With that as a substrate, we now relate, in highly stylized terms, the principal disciplinary operations functioning in correlation with LLMs and generative AI. We adopt as our own rhetorical device the model, figuratively speaking—in fact a suite of figurative models fine-tuned (as it were) from our disciplinary foundation models. The foundation model itself, we should say, is the true heir to the metanarrative, being the de facto prescriptive, closely guarded, and contested core from which commercial downstream models are spawned for individuated tasks and applications.
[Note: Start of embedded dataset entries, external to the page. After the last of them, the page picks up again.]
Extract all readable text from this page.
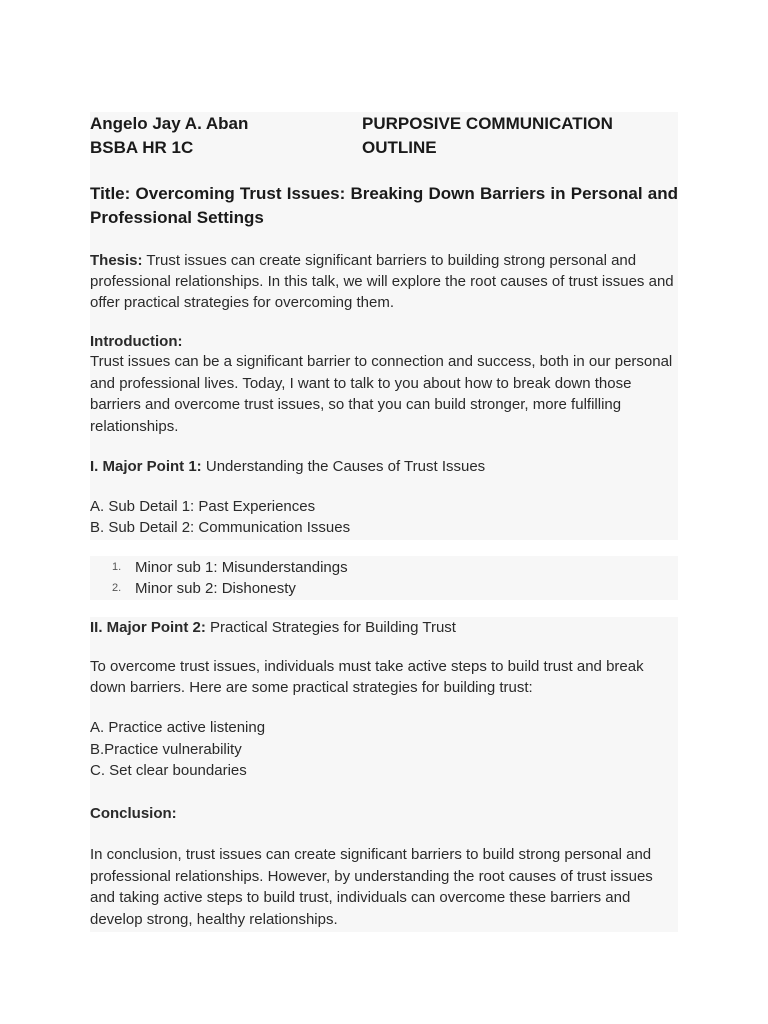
Angelo Jay A. Aban
BSBA HR 1C
PURPOSIVE COMMUNICATION
OUTLINE
Title: Overcoming Trust Issues: Breaking Down Barriers in Personal and Professional Settings
Thesis: Trust issues can create significant barriers to building strong personal and professional relationships. In this talk, we will explore the root causes of trust issues and offer practical strategies for overcoming them.
Introduction:
Trust issues can be a significant barrier to connection and success, both in our personal and professional lives. Today, I want to talk to you about how to break down those barriers and overcome trust issues, so that you can build stronger, more fulfilling relationships.
I. Major Point 1: Understanding the Causes of Trust Issues
A. Sub Detail 1: Past Experiences
B. Sub Detail 2: Communication Issues
1. Minor sub 1: Misunderstandings
2. Minor sub 2: Dishonesty
II. Major Point 2: Practical Strategies for Building Trust
To overcome trust issues, individuals must take active steps to build trust and break down barriers. Here are some practical strategies for building trust:
A. Practice active listening
B.Practice vulnerability
C. Set clear boundaries
Conclusion:
In conclusion, trust issues can create significant barriers to build strong personal and professional relationships. However, by understanding the root causes of trust issues and taking active steps to build trust, individuals can overcome these barriers and develop strong, healthy relationships.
Here then we put forward some imperfectly rendered, inevitably nondiscrete, and appropriately idiosyncratic models of models, presenting in each instance first the foundation model and then, after the arrow, its fine-tuned elements, followed by a short gloss. Whether, how, and to what extent they may prove sustainable through the institutional transformations we outline in the conclusion of this essay must remain an open question.
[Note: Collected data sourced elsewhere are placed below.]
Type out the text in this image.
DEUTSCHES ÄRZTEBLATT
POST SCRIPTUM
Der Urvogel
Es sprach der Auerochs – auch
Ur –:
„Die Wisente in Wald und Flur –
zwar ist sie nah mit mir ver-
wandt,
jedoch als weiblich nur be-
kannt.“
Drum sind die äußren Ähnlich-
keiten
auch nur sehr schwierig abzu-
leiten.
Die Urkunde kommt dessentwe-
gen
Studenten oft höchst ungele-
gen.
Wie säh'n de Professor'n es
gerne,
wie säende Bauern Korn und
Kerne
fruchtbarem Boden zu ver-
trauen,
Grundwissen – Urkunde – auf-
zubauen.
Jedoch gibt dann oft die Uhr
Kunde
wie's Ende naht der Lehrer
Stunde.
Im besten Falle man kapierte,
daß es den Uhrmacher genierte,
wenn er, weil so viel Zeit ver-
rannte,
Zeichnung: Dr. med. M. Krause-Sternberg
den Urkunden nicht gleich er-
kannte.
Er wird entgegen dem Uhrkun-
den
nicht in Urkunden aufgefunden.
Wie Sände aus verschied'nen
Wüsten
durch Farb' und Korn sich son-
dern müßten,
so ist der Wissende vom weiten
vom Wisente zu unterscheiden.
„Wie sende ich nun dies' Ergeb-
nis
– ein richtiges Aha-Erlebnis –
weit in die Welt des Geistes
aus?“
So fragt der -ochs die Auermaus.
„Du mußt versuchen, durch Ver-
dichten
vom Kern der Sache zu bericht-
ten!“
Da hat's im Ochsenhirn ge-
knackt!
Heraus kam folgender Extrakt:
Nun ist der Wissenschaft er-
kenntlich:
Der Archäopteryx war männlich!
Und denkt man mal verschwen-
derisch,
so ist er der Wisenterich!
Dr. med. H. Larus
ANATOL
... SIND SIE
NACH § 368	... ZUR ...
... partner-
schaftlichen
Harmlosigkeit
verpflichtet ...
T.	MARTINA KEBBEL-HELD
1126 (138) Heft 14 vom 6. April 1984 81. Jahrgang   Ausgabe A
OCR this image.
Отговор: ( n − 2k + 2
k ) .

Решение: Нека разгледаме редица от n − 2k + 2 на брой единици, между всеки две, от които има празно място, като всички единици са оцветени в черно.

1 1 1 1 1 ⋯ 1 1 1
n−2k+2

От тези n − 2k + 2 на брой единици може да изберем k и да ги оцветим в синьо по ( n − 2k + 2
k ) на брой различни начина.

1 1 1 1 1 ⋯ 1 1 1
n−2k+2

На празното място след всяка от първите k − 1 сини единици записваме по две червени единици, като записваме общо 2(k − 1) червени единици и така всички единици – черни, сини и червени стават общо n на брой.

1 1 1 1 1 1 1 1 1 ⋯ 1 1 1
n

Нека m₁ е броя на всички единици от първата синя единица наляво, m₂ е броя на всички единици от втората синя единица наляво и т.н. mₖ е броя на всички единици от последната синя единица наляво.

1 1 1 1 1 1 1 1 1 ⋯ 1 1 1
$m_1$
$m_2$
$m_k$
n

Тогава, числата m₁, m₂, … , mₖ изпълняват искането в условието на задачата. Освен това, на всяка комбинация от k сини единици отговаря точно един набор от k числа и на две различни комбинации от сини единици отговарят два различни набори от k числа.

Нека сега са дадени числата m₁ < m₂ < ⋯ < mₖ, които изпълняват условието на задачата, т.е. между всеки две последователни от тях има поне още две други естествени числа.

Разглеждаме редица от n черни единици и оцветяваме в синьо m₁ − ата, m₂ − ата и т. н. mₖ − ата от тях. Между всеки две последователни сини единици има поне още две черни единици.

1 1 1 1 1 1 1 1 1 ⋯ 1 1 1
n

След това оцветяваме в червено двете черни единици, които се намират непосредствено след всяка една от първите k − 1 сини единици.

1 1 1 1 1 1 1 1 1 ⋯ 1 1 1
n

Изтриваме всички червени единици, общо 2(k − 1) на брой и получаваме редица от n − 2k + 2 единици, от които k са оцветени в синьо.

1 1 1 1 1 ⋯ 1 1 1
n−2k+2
Critique → Historicism, Political Economy, and Materialism

The deep and abiding commitment, even faith, in the potential of historicization and attention to conditions of production. The pursuit of grit, of ghosts in the machine, and the insistence of and on the real, the lived, the situated, and the embodied, whether wageworkers cleaning data for pennies on the hour or the environmental harms of resource extraction. The enviable certainty that this kind of documentary, even forensic exposure will effect meaningful structural transformation, or if not that, then “better” models of consumption or principled refusal. Surely materiality must (still) matter! But also the inevitably overdetermined lines of inquiry that begin and end with the pronouncement that these tools and technologies are overblown, unnecessary, grossly commercial, in fact unprofitable and thus unsustainable. They may be all that, but the stronger move for humanities critique now, given the already deep-rooted monopolistic hold on both the research and the resources, is to enact what theoretical scaffolds we can on top of new technical infrastructures and think from there.
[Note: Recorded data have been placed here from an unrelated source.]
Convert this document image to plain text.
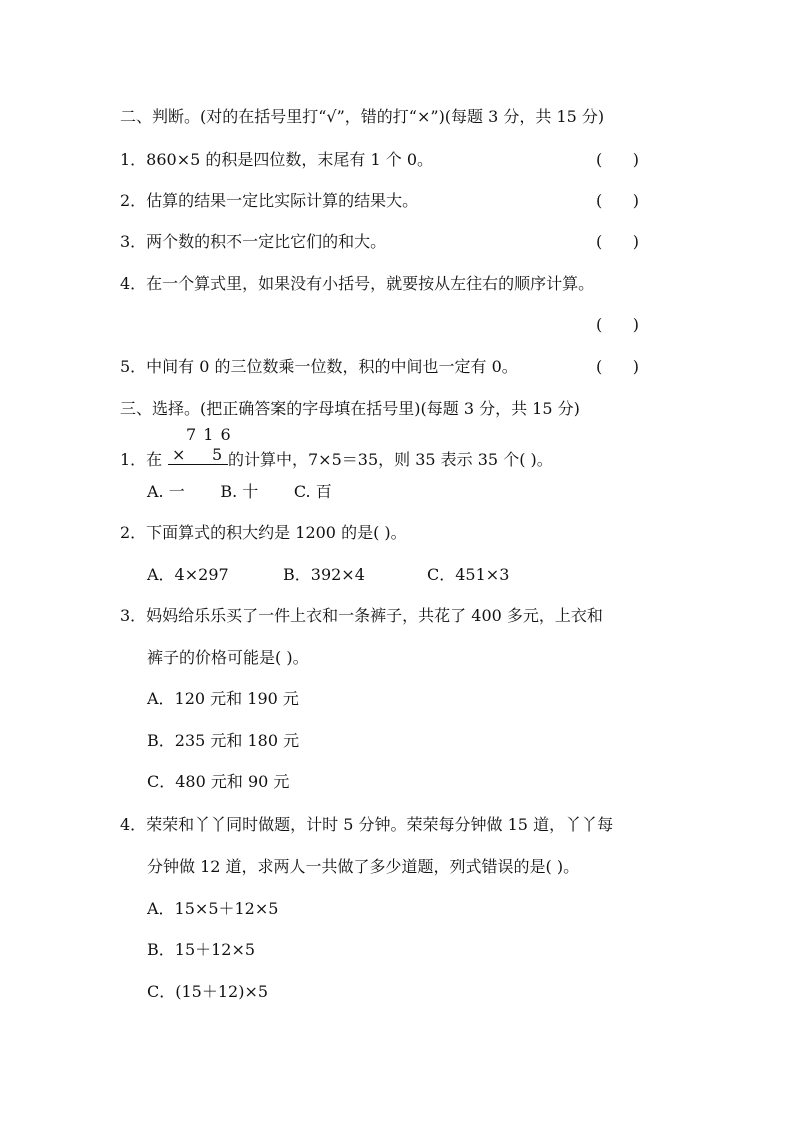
二、判断。(对的在括号里打“√”，错的打“×”)(每题 3 分，共 15 分)
1．860×5 的积是四位数，末尾有 1 个 0。	(      )
2．估算的结果一定比实际计算的结果大。	(      )
3．两个数的积不一定比它们的和大。	(      )
4．在一个算式里，如果没有小括号，就要按从左往右的顺序计算。
(      )
5．中间有 0 的三位数乘一位数，积的中间也一定有 0。	(      )
三、选择。(把正确答案的字母填在括号里)(每题 3 分，共 15 分)
7 1 6
1．在 × 5 的计算中，7×5＝35，则 35 表示 35 个( )。
A. 一       B. 十       C. 百
2．下面算式的积大约是 1200 的是( )。
A．4×297	B．392×4	C．451×3
3．妈妈给乐乐买了一件上衣和一条裤子，共花了 400 多元，上衣和
裤子的价格可能是( )。
A．120 元和 190 元
B．235 元和 180 元
C．480 元和 90 元
4．荣荣和丫丫同时做题，计时 5 分钟。荣荣每分钟做 15 道，丫丫每
分钟做 12 道，求两人一共做了多少道题，列式错误的是( )。
A．15×5＋12×5
B．15＋12×5
C．(15＋12)×5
Engagement → Pedagogy and Practice

The work, no less essential than that of critique, of figuring out what to actually do, and first in our most publicly relatable habitus, the classroom. Unsurprisingly, the administrative and pedagogical burdens of both reinvention and circumnavigation fall disproportionately on those who may not have the luxury of engaging otherwise: not only those with obscene course loads but also instructors who do not set their own syllabi, writing center tutors, and the staffers in teaching resource centers. But even if granted all the time and resources to imagine different possibilities, with a full suite of workshops and guidebooks and teach-ins, it is not going to be feasible to devise a strategy or method that can be ported to all institutional situations, or even to all assignments. For an inherently fluid technological situation, with new applications and implementations seemingly by the day, and the models themselves continuously evolving, there can be no stable and singular path forward. Of course the motivational clichés, symbolic rewards, and so-called incentive structures that often seem to accompany such opportunities to innovate are cynical and nakedly transparent; but the posture of engagement is not to be dismissed, even if we had the luxury or the choice. The work is too real, if not strictly of our own choosing.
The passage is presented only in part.